Balsz Elementary School District to Host Pilot For ‘The 1619 Project’ Educational Development Program

Incidents


On November 30, 2020, the Balsz Elementary School District announced that they would be home to a pilot program providing professional development for teachers related to the controversial 1619 Project.

According to the release, “Teachers will participate in six workshops as part of the program, with content curated from the Times’ reporting and the Pulitzer Center. They will then be able to use the program’s tools to implement information from The 1619 Project into their lesson planning. The workshops will feature guest speakers from the Pulitzer Center and the National Museum of African American History & Culture, among others to discuss the content of the project, and right now the group is working to have Nikole Hannah-Jones, the New York Times reporter who spearheaded the project, as the featured speaker.”

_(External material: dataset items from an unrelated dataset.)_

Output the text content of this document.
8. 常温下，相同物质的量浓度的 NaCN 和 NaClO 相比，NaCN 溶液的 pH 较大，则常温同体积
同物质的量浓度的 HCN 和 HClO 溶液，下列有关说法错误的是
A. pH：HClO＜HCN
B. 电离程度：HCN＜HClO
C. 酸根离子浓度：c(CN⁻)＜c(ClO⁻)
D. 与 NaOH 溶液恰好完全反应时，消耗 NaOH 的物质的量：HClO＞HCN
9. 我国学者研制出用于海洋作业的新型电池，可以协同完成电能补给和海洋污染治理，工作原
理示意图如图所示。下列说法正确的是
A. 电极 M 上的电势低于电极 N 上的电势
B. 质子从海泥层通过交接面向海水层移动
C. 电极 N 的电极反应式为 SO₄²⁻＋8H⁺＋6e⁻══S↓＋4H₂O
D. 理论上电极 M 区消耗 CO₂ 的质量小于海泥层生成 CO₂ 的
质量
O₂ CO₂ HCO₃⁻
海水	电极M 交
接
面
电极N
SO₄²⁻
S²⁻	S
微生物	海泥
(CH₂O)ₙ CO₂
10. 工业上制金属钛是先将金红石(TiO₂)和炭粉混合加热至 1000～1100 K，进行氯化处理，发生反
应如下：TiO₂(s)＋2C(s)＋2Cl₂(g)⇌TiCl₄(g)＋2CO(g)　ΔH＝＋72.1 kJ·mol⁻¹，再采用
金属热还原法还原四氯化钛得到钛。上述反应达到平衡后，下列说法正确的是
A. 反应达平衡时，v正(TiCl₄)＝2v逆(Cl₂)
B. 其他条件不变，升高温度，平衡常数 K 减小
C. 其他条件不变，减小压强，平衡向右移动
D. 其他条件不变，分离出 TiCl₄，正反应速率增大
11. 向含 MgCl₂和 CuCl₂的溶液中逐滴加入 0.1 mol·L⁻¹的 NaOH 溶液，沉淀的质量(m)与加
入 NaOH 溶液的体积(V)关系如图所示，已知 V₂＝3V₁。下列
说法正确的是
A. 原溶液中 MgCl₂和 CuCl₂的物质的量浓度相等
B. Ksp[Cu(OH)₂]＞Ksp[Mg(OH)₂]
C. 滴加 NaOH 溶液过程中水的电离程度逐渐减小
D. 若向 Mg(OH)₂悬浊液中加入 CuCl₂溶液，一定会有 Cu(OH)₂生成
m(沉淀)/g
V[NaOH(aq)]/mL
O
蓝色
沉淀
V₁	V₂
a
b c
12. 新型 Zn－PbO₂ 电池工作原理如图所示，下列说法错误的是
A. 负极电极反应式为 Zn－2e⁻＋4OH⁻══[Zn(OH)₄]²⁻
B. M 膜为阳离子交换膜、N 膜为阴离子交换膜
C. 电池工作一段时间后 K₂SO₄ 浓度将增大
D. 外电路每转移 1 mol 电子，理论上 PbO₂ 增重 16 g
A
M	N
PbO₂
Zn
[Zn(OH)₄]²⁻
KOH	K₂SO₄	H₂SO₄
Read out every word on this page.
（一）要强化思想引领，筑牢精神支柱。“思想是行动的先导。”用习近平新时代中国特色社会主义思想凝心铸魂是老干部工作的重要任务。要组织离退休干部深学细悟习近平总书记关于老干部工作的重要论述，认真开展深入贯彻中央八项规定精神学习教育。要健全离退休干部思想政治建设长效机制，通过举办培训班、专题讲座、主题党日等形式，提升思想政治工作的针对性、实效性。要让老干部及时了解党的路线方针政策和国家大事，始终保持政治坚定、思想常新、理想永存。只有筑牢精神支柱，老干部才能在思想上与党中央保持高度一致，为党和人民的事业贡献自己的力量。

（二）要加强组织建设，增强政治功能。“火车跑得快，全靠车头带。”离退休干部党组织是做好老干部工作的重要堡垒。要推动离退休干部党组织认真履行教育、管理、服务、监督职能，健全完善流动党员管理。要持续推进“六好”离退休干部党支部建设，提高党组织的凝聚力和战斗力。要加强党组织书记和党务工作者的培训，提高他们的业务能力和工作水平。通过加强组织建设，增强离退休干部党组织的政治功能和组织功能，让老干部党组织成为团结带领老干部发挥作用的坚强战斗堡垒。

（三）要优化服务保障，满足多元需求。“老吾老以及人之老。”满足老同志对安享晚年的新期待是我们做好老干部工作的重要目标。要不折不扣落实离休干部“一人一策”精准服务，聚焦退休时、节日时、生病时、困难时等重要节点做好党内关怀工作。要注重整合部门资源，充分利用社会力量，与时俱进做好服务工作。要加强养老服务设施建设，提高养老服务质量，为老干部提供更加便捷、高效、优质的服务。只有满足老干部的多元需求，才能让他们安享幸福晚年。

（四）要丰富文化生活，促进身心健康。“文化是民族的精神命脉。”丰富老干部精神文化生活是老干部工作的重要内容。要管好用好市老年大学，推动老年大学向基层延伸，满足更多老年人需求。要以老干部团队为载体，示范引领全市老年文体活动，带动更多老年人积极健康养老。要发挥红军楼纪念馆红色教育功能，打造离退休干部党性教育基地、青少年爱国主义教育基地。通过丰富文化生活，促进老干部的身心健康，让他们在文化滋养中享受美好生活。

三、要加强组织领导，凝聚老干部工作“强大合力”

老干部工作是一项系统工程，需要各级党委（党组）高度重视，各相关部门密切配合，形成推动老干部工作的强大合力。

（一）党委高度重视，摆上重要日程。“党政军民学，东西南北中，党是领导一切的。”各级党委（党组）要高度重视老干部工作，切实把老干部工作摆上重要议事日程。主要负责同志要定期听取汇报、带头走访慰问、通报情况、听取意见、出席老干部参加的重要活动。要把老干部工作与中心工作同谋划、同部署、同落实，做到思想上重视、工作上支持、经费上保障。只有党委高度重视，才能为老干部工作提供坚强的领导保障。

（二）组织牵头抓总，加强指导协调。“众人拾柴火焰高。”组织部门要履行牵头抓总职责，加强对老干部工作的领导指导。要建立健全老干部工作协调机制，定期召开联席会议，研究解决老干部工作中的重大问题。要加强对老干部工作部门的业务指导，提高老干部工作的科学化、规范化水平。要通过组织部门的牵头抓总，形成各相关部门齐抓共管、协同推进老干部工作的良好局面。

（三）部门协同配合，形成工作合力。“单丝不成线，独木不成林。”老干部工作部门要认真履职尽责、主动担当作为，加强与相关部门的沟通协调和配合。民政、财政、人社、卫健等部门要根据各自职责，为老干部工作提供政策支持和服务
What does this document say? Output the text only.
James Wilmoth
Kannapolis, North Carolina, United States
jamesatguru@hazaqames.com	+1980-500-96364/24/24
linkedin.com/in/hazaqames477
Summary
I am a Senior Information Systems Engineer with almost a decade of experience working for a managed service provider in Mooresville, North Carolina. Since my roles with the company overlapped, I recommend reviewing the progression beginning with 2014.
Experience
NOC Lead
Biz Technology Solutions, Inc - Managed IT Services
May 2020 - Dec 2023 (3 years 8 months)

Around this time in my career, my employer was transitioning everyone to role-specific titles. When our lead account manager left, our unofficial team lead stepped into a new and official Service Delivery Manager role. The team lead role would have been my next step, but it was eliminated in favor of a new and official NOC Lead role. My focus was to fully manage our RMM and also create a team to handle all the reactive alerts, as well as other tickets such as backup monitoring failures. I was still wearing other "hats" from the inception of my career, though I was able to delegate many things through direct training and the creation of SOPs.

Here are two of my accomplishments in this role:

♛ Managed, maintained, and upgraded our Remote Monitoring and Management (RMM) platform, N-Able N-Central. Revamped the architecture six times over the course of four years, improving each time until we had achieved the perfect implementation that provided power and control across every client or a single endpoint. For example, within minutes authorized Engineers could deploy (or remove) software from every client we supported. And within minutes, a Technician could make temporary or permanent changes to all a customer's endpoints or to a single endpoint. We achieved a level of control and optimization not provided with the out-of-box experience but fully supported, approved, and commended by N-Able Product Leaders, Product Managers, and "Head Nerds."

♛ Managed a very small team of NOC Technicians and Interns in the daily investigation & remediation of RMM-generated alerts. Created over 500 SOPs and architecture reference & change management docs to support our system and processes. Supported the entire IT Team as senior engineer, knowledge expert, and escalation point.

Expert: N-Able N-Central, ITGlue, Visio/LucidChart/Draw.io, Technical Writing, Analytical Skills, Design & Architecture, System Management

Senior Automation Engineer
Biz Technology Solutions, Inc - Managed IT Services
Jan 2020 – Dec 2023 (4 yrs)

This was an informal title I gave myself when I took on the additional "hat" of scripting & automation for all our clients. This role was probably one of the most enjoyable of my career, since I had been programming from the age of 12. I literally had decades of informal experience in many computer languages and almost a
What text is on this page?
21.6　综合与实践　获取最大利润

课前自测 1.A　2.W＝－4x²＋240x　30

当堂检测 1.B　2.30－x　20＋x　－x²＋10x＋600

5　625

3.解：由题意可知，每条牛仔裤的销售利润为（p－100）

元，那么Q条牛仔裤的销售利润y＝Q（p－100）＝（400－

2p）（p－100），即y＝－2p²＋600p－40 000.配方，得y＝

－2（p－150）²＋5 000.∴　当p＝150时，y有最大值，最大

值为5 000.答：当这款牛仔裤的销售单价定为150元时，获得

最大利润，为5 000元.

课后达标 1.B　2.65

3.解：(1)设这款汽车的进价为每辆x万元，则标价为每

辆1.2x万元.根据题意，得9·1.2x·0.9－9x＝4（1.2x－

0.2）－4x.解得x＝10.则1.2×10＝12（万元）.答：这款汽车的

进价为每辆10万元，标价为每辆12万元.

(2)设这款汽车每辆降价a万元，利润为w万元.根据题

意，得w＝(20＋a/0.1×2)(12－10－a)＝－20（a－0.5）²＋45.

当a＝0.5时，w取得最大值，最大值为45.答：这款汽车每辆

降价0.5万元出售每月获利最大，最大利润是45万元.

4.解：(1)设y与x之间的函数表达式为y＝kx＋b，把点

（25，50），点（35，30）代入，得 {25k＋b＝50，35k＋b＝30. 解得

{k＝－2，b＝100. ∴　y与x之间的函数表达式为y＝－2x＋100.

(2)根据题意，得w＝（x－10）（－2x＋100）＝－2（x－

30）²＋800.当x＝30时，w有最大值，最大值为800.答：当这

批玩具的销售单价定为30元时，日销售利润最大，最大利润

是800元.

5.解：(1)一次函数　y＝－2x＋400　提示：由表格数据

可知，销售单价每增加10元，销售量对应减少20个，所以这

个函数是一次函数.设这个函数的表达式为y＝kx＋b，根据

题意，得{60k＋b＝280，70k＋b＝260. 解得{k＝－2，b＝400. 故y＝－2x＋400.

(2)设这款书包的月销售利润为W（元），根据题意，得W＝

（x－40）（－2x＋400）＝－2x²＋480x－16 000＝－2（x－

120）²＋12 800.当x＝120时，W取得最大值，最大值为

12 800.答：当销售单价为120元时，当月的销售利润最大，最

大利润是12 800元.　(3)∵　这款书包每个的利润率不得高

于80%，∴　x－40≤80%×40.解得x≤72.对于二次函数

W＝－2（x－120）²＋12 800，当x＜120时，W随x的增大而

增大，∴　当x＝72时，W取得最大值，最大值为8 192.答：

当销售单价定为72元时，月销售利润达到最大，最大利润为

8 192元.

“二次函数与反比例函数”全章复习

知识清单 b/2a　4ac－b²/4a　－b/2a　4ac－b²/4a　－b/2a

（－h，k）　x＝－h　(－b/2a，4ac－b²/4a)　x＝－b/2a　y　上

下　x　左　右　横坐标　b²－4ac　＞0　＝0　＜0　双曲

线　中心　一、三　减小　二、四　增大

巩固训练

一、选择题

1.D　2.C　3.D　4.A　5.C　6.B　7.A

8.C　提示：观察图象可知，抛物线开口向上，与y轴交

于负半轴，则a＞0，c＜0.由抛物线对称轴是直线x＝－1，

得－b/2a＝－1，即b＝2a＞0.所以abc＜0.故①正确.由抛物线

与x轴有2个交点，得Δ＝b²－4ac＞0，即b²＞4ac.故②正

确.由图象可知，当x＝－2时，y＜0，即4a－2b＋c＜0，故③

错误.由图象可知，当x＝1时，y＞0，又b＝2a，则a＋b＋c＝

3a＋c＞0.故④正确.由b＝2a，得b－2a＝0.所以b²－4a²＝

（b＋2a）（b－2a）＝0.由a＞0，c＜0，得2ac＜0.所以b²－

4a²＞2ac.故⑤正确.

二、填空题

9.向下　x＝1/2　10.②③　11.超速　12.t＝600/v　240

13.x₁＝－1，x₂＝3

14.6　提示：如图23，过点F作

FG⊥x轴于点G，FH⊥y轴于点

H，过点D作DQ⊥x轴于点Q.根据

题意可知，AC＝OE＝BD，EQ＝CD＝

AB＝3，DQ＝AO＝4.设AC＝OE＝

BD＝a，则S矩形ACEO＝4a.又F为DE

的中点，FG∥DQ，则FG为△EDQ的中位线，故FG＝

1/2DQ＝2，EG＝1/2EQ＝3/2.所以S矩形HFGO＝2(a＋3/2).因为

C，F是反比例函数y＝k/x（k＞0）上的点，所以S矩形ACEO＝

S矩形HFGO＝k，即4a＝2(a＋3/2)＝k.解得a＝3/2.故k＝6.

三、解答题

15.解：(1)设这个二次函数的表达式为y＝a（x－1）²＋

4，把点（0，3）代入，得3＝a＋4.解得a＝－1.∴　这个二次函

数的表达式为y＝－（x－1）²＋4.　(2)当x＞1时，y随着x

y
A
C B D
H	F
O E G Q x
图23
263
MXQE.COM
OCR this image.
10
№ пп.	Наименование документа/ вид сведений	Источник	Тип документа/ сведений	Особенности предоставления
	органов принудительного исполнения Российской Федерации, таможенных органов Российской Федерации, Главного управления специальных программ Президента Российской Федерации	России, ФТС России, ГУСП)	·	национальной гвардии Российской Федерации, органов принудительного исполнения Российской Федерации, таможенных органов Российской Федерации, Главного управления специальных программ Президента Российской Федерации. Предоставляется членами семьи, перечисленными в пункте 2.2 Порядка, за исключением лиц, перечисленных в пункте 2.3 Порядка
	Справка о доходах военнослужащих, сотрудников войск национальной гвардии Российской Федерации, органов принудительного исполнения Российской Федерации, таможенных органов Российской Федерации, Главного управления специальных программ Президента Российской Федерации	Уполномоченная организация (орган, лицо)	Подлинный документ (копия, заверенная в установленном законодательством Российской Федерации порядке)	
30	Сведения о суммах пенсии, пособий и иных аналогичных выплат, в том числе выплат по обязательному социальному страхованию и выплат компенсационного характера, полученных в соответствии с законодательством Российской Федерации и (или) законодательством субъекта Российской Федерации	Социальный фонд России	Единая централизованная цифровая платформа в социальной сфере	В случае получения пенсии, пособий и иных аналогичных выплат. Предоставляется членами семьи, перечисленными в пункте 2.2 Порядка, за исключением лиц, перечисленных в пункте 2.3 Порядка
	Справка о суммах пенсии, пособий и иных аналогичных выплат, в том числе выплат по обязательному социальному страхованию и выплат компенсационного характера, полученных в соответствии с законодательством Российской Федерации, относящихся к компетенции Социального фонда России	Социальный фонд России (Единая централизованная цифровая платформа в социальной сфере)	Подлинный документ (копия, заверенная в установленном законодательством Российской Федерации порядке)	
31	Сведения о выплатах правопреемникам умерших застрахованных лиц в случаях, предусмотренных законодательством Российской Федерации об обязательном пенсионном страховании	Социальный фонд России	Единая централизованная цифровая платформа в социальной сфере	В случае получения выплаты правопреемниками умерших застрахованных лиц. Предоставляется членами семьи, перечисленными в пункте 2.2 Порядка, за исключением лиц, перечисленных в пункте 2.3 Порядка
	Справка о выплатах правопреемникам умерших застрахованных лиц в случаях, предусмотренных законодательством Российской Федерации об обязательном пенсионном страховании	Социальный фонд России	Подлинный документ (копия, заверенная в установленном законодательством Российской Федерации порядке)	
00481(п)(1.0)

The release notes “Valley residents Lisa Olson and Shelly Gordon are on a mission to bring The 1619 Project to every public school in Arizona. Olson and Gordon have partnered with the Center for the Study of Race and Democracy at ASU.  They are working with Center Director and ASU Foundation Professor of English, Lois Brown, PhD, to implement a new professional development program designed to educate teachers so they can create lesson planning around The 1619 Project and bring this culturally relevant material into their classrooms.”

It continues “The 1619 Project Advocates of Arizona is also working with the ASU Center for the Study of Race & Democracy to launch a teaching institute in the summer of 2021, where teachers can deepen their understanding of The 1619 Project and how it can be implemented into schools.”

The 1619 Project has been criticized by historians across the political spectrum for its factual inaccuracies.